Kronos is a software platform for facilitating the development and execution of modular, auditable, and distributable bioinformatics workflows. Kronos obviates the need for explicit coding of workflows by compiling a text configuration file into executable Python applications. The Kronos platform provides a standard framework for developers to implement custom tools, reuse existing tools, and contribute to the community at large.

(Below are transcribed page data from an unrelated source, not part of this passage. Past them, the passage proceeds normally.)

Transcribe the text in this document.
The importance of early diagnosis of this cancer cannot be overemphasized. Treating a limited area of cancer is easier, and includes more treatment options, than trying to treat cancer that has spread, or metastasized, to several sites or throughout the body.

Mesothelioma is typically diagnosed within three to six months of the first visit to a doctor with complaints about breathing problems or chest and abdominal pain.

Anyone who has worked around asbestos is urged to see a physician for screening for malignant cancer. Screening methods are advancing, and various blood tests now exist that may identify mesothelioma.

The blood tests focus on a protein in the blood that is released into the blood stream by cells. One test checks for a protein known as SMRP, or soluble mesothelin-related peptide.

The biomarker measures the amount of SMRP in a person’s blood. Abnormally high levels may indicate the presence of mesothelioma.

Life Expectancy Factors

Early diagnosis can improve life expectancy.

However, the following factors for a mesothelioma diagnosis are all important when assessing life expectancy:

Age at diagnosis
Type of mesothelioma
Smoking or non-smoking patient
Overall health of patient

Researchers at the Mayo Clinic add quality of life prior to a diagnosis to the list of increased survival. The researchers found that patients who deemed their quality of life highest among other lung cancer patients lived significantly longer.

Evolutionary Trajectories of Primary High‐Grade Serous Ovarian Cancers

The first world study on quantifying the degree of clonal diversity and evolution in primary untreated high-grade serous ovarian cancers (HGSOC). In this study, we measured the degree of genomic diversity within primary, untreated HGSCs to examine the natural state of tumour evolution prior to therapy. Our results demonstrate extensive intra-tumoral mutational, copy number and expression heterogeneity in HGSCs, thus illuminating a challenge for application of sequencing tumor genomes in the context of personalized, precision medicine. Although HGSCs are considered a single disease, they exhibit individual evolutionary trajectories that will require consideration in future therapeutic solutions.


DriverNet: Measuring the Impact of Somatic Mutations on Transcriptional Networks in Cancer

We introduce a novel computational framework, DriverNet, to identify likely driver mutations by virtue of their effect on mRNA expression networks. Application to four cancer datasets reveals the prevalence of rare candidate driver mutations associated with disrupted transcriptional networks and a simultaneous modulation of oncogenic and metabolic networks, induced by copy number co-modification of adjacent oncogenic and metabolic drivers.